18th Mar 2020 5:30pm-7:00pm

G4, Grand Parade

 

Unfortunately this event has been cancelled, we hope to reschedule at some point in the future.

 

ALL of CMNH’s real-world/face-to-face activities are cancelled until it’s deemed safe for everyone to revert to normal life. The risks to people’s health in carrying on as usual are now clearly too great, and it would be irresponsible to continue our non-virtual activities until those risks significantly diminish.

 

Scenes of Trauma: Photographs of Conflict and Post-Conflict Northern Ireland: from a former British soldiers’ perspective

Stuart Griffiths 

In this seminar I will be discussing my transition from soldier to civilian and how this journey shaped my PhD research and analysis through the taking of photographs. My history in photography began with a compact camera that my stepfather bought for me on my 18th birthday in 1990. I was based in Northern Ireland serving with the 3rd Battalion The Parachute Regiment. The photographs I took where of the Northern Ireland landscape, its terrain, the murals, housing estates, the military equipment we wore and the hardware we used.

I photographed a private world, away from the bravado of war films and advertisement commercials. The photographs I took mostly depicted the mundanity of army life in Northern Ireland during the long drawn out ‘Operation Banner’. I took pictures of fellow soldiers in my platoon patrolling the streets, photographed the murals that were a visual reminder of how much the British army were hated.

I travelled back to Northern Ireland twenty years later when I was interviewed by BBC Northern Ireland as they filmed me revisited the places I once patrolled during the height of the troubles. In 2014, I travelled back to Northern Ireland to photograph a group of former soldiers. We visited South Armagh, Derry and Belfast sharing dialogue with former opposing combatants.

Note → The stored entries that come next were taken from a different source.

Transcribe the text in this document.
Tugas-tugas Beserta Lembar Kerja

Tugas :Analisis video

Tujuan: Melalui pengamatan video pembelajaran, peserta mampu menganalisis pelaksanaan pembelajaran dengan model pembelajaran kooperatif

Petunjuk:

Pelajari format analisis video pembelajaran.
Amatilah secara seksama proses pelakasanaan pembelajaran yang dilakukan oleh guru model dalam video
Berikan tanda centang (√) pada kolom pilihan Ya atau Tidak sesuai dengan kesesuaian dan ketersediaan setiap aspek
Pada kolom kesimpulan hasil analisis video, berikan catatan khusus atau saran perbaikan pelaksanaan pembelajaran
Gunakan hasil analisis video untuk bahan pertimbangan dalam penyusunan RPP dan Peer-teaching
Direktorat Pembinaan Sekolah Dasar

Then in 2015, I moved to Belfast to begin my Ph.D. at Ulster University.

During my time in Northern Ireland, I attended conflict resolution workshops and during December 2018, I was part of a peacekeeping project called the ‘Derry Model’ organized by the Bloody Sunday Trust. During my time in Derry, I photographed what remained of the Northern Ireland post-conflict landscape and how the ‘troubles’ themselves have shaped its aftermath.

Stuart Griffiths is a UK based photographer. He began taking photographs as a young paratrooper during the Northern Ireland ‘troubles’. In 2010 Griffiths was winner of the Brighton Photo Fringe Open for his exhibition ‘Closer’, which examined displaced UK veterans. In 2011 and 2013, two monographs were published based upon his soldier photographs from his days in the British army: The Myth of the Airborne Warrior and Pigs’ Disco. Griffiths is currently finishing his PhD ‘The Soldiers’ Camera: Barracks to Battlefields at Ulster University. Collections include: The Imperial War Museum, London; Archive of Modern Conflict, Canada; National Science and Media Museum, Bradford.